Die Schweizerische Gesellschaft für Sportpsychiatrie und -psychotherapie (SGSPP) hat das Ziel, die Sportpsychiatrie und -psychotherapie über die Lebensspanne im Leistungssport und in der Allgemeinbevölkerung in der Schweiz zu fördern. In Leading Opinions Neurologie & Psychiatrie wird regelmässig über die jüngsten Entwicklungen der Sportpsychiatrie und -psychotherapie (in der Schweiz) und ihre Tätigkeitsfelder – im Breiten-, Gesundheits- und Leistungssport – berichtet.

Keypoints

  • Körperliche Aktivität ist bei vielen psychiatrischen Erkrankungen als Add-on-Therapie sinnvoll und empfohlen.

  • Dies gilt insbesondere für Patienten mit Depressionen, Angststörungen und Suchterkrankungen, sowie mit alterstypischen Erkrankungen wie Demenzen oder Altersdepression, und auch für Patienten mit Schlafstörungen allgemein, v.a. aber auch bei psychischen Erkrankungen.

  • Die SGSPP setzt sich für die Entwicklung von Evidenz und schliesslich für den praktischen Einsatz bei Menschen mit solchen Erkrankungen ein.

In dieser Ausgabe bildet der Gesundheitssport den Schwerpunkt, im Speziellen wird auf den Stellenwert von Sport in der Prävention und Behandlung von psychischen Erkrankungen eingegangen. Besonders interessant ist dazu eine sehr spannende, aktuell laufende Studie (PACINPAT-Studie) in der Schweiz.
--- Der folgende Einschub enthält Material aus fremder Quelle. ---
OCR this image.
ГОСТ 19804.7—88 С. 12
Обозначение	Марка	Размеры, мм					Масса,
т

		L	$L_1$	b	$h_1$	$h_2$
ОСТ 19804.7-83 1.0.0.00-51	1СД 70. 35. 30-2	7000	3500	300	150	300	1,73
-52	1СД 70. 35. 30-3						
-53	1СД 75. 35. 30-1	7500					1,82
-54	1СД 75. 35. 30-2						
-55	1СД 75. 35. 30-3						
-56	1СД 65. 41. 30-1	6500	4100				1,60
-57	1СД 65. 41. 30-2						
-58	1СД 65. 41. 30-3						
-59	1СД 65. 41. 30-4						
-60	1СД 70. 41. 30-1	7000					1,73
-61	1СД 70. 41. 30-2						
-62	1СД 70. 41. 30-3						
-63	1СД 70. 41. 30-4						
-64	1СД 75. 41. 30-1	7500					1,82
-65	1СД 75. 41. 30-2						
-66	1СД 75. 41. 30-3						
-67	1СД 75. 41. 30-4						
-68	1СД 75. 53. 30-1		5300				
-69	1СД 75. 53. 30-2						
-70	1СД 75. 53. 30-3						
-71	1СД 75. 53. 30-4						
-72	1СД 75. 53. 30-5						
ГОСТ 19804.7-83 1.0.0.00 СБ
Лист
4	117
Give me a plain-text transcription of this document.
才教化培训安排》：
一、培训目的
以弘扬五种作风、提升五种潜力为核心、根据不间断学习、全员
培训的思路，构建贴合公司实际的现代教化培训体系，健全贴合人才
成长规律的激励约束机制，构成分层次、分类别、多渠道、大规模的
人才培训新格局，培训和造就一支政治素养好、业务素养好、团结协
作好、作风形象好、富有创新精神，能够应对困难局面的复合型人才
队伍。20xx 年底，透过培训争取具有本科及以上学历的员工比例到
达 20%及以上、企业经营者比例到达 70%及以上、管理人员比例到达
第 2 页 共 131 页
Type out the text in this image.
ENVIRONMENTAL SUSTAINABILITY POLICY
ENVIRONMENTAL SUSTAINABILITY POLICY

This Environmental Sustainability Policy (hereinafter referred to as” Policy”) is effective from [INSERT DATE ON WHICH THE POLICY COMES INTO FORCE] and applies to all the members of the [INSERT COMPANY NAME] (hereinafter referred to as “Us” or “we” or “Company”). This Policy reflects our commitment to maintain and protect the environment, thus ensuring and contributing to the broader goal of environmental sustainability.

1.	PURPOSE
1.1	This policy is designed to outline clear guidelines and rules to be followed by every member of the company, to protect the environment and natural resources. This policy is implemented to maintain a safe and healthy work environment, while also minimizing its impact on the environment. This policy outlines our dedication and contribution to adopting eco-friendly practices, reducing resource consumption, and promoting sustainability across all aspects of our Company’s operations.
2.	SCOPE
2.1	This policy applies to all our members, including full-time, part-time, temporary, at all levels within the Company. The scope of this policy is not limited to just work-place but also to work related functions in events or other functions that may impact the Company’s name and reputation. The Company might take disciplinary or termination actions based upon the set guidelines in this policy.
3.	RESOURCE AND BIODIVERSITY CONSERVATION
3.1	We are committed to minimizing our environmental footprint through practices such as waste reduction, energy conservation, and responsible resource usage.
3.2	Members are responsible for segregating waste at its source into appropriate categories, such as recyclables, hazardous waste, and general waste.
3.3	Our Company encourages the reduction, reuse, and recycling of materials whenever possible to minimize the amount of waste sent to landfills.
In mehreren psychiatrischen Kliniken der Schweiz wird PACINPAT («lifestyle physical activity counselling in in-patients with major depressive disorder») derzeit unter Leitung von Prof. Markus Gerber von der Universität Basel durchgeführt. Das Ziel dieser Studie ist, in einem multizentrischen Projekt die Wirksamkeit eines Lifestyle-Bewegungscoachings bei Menschen mit schwerer depressiver Erkrankung zu untersuchen. Die Studie läuft bereits seit mehreren Jahren und wird vom Schweizerischen Nationalfonds (SNF) gefördert,1 auf die ersten Resultate kann man gespannt sein.

Körperliches Training und Sport haben – in wohldosiertem Mass – positive Effekte auf die körperliche und psychische Gesundheit. Körperliches Training und Sport stellen somit ein Element der Prävention und Behandlung dar, das vom Individuum selbst gut angewendet werden kann und in adäquater Intensität weitgehend nebenwirkungsfrei ist. Die von der WHO empfohlene Frequenz und Intensität (regelmässige körperliche Aktivität – mind. 150min/Woche und mind. 3x/Woche – moderates Training) gilt auch für die Anwendung bei psychischen Erkrankungen, wenngleich die Durchführung immer an den individuellen Fall angepasst werden soll.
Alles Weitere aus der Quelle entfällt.